Ofgem has announced a strategic review of the microbusiness energy market in an effort to better understand and address the issues faced by smaller firms.
It comes as the regulator previously found microbusinesses are paying more for their energy than they should and struggling to engage with the market.
Its initial analysis also shows market information is often inaccessible for them, which results in microbusiness customers paying high prices “and struggling to make informed decisions”.
A non-domestic customer is a microbusiness if it employs less than 10 employees and has an annual turnover or balance sheet no greater than €2 million (£1.7m), uses no more than 100,000kWh of electricity per year or no more than 293,000kWh of gas annually.
There were more than five million microbusinesses in the UK in 2018, account for a third of employment and 21% of turnover – and last year paid £3.5 billion in total in gas and electricity bills.
Ofgem says the complexity of the market with a wide variety of contracts and “lack of accessible helpful information” about prices means many microbusinesses find it hard and costly to engage in the market to find a better deal.
Its analysis found providing clear prices to microbusiness customers through a quotation tool on suppliers’ websites or price comparison sites following since 2017 – following the Competition and Markets Authority’s recommendation – has improved the level of price information available but has had a limited impact on engagement levels and failed to address some of the fundamental problems in the market.
The regulator intends to gather further evidence before publishing its action plan later this year.
It is seeking views and evidence at each stage of the customer journey until 21st June 2019.
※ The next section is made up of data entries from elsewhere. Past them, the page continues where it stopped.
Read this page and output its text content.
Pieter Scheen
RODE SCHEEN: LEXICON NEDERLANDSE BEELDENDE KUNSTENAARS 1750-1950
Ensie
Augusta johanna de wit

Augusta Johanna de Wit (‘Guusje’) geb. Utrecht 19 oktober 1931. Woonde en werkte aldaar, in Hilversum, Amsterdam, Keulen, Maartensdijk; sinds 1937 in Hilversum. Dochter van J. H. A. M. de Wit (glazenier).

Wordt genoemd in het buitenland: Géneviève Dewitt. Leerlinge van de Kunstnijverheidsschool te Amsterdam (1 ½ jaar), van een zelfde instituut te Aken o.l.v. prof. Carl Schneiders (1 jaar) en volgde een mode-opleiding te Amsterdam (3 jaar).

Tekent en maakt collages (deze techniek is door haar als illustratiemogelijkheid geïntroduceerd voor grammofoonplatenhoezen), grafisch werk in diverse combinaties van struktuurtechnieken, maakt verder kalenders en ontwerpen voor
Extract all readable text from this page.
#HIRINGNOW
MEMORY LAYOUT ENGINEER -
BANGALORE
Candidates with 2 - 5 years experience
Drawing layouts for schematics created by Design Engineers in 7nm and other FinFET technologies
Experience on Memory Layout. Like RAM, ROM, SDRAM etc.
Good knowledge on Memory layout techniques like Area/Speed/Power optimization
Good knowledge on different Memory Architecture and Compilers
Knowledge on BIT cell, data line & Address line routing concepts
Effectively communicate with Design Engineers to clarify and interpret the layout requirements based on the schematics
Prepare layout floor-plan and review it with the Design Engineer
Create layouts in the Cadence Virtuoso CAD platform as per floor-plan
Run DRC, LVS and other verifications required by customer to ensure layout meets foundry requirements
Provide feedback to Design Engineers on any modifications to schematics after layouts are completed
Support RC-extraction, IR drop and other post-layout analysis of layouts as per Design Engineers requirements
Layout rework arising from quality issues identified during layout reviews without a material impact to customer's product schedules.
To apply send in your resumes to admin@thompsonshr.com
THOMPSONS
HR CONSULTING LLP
Anthony Pygram, Director of Conduct and Enforcement at Ofgem said: “Microbusinesses are the backbone of the country’s economy. Yet too many are still finding it hard to navigate what is a complex and at times opaque market to get a better energy deal and are suffering significant consumer detriment as a result.
“Our review announced today, combined with our continued work with the government and industry, aims to deliver a properly functioning competitive retail energy market which works for all microbusinesses.”